By Ken Friedenreich

Iris Vineyards in the southern Willamette Valley is a miracle of deliberate—even courteous—water use for power generation and making things grow, including grapes. There are more than 70 wineries in middle distance from Eugene, and the area’s stewards pair our superb natural resources with human ingenuity to craft solutions that aren’t just about winning at any cost.

Eugene is not the Garden of Eden, but enough vegetation grows here to make you appreciate how a measured relationship to nature can let good folks prevail. The Iris Vineyards story fits this narrative.

The owners, Richard Boyles and Pamela Frye, christened their vineyard after the iris flowers spotted on their land, but the name also evokes Greek mythology.

The goddess Iris is the libation server to the gods of Olympus. She travels by rainbow, the conduit between mere mortals and a not-so-always-perfect race of gods. Rainbows resonate in more modern culture as well—think Judy Garland forever singing of escaping to the other side.

Iris Vineyards appreciates the mythology and the natural wonder of rainbows. It inspires them to combine their business acumen with a commitment to their surroundings.
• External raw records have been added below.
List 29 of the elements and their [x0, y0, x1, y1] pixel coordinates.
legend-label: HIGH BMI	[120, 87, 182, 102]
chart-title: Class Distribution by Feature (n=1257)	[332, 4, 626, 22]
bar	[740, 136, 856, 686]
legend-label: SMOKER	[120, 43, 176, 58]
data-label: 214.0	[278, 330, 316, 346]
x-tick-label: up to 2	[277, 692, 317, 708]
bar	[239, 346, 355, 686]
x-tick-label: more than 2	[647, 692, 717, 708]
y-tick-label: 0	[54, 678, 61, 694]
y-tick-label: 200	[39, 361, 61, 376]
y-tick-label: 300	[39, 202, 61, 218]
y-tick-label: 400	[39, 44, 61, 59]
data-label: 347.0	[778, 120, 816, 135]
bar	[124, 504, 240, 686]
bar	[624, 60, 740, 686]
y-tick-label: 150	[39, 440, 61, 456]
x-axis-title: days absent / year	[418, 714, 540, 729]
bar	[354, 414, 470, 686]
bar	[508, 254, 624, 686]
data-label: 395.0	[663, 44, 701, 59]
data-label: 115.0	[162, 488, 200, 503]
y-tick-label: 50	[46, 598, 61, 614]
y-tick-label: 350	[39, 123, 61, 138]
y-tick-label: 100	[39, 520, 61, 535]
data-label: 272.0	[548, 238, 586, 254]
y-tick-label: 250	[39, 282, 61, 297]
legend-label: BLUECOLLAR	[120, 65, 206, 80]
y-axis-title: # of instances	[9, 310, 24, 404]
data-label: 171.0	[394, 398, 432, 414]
Iris wines are made in Cottage Grove, but the fruit comes from their vineyards located in the coastal range, about 1,000 feet up and surrounded by a forest environment the owners are gradually restoring. Combine that with their foundational commitment to the process of excellence and Iris is not just another winery.

You can taste in Iris wines a judicious approach to winemaking that runs along very coherent and identifiable lines. The estate wines, from the 43 acres planted on the winery’s slopes, showcase how higher altitudes affect grapes—slower ripening under varied sun exposures, better acid balance, and a kind of transparency between mineralogy and fruit. Varietal characteristics are easy to spot and appreciate.
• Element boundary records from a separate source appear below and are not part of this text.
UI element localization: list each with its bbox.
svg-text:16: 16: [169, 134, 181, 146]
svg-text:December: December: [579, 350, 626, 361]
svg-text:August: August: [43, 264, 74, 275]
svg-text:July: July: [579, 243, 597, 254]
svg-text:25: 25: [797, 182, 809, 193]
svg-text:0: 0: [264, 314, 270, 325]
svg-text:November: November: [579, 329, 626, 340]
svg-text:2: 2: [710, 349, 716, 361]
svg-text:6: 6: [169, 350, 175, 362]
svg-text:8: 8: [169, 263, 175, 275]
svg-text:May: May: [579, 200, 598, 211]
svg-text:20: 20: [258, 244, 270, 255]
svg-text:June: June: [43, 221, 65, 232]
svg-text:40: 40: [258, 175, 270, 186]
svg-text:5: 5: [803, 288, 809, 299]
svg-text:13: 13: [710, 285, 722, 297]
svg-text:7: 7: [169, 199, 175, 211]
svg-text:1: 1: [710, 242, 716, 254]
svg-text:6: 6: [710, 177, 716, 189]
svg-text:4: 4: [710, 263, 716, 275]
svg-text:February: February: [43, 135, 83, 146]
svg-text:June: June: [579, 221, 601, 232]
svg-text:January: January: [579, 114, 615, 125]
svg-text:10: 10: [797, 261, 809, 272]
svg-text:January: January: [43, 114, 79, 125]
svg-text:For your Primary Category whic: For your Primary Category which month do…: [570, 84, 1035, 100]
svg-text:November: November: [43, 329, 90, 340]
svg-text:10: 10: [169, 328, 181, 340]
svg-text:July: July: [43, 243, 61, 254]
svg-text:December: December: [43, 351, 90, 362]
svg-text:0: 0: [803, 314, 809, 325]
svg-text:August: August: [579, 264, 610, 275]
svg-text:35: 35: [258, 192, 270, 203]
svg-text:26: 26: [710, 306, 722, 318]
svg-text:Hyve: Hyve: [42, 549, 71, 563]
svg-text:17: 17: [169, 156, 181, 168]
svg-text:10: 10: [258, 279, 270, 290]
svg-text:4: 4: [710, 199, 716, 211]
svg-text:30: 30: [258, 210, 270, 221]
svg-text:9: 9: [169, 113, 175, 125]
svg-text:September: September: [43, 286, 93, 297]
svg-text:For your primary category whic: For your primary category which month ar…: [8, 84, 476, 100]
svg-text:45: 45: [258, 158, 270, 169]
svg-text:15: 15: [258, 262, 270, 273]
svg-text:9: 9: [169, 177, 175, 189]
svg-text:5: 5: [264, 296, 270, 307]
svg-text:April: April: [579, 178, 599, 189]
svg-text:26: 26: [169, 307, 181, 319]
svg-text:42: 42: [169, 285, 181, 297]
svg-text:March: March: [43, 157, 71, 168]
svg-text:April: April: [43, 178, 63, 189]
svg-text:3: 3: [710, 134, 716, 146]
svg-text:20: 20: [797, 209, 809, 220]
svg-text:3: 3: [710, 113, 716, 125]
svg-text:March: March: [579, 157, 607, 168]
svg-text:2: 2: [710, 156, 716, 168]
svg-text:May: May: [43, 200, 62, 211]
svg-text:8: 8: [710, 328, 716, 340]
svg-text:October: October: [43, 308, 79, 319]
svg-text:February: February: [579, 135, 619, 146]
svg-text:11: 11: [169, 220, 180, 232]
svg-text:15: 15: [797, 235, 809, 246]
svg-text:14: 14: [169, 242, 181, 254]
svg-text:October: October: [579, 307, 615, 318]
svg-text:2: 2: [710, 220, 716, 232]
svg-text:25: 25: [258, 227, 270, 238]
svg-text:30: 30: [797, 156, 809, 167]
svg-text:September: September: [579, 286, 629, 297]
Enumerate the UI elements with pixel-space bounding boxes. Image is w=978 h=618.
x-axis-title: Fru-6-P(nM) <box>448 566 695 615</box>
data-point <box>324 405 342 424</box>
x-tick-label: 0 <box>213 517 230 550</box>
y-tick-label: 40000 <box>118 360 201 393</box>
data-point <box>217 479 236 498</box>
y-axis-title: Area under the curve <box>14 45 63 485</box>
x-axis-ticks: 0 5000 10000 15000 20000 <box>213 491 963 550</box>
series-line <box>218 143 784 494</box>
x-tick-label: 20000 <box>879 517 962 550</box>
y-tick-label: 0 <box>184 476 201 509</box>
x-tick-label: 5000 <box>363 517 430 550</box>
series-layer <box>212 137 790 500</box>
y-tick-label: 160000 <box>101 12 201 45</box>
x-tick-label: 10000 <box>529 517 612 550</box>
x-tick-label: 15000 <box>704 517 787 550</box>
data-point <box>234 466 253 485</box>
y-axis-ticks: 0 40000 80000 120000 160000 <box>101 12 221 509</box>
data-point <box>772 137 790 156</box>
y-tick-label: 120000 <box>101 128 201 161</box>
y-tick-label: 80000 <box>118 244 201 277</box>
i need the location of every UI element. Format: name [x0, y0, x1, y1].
Winemaker Aaron Lieberman allows the grapes to lead the way to wines that are fruit-forward, with balanced acidity and low alcohol. A soil savant with a degree from OSU, Lieberman worked in the Peace Corps helping Guatemalans farm more productively. He began his winemaking journey at Amity Vineyards, and worked at Owen Rowe prior to joining Iris in 2008. “I like the fact that our elevations lead to long hang time and slow ripening,” he says, “because it allows me to guide what I sense the vintage will do rather than override what is already there.”
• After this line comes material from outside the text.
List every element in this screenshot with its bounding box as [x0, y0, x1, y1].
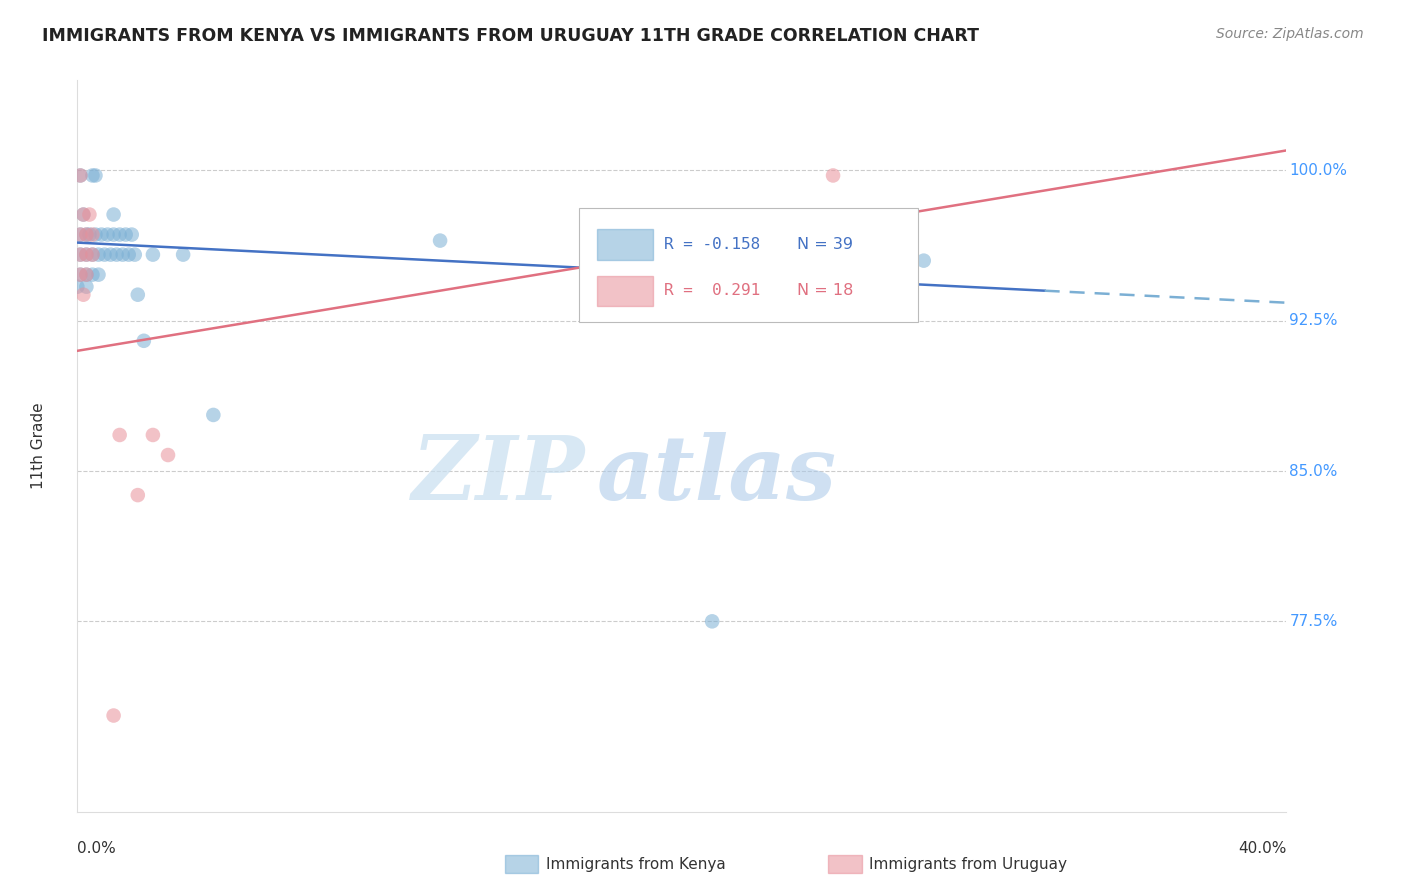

To get a sense of the Iris portfolio, let’s look at two pinot noirs, a pinot gris, and a chardonnay. These mostly come from the winery’s Chalice Vineyard in the Coast Range.

The 2016 pinot noir is all estate grown. It’s an intense, full-throated expression of the varietal. We might call it a “food soldier” since it pairs well with grilled meats and salmon steaks. The 2015 pinot noir adds fruit from elsewhere in the Willamette Valley and is very representative of wines of its ilk—more acidic yet still fruit-forward, a solid feel in mid-palate, and a finish that doesn’t leave until tomorrow’s breakfast. Its price point is attractive, too.

The estate pinot gris for 2016 is an incomplete pleasure; that is, the elements are present but you should let the wine get some air before drinking. On the other hand, the 2017 edition arrives ready to savor. The fruit-acid balances are right, and it is a wine to keep on hand for the right bright occasion.

Many Oregon winemakers have trouble with chardonnay. Lieberman appears to be working toward a chardonnay that is suggestive of Burgundian whites while not trying to imitate them, which is a happy goal.

Other notable wines in the portfolio include a 2017 Tempranillo and a 2016 Syrah, both made with grapes from Southern Oregon’s Applegate Valley. Each has heft and depth, with mouthfuls of flavor, good body, layers of pleasing aromas, and—especially the Syrah—a delightfully enticing visual appeal in your glass.

Iris Vineyards plans to double its current production of about 12,500 cases within three years. These folks mean business, but they also focus on stewardship. Iris Vineyards is worth watching both for its good farming practices and its noteworthy wines. We might say there’s some gold in those Coastal Range foothills; the rainbow is a nice flourish.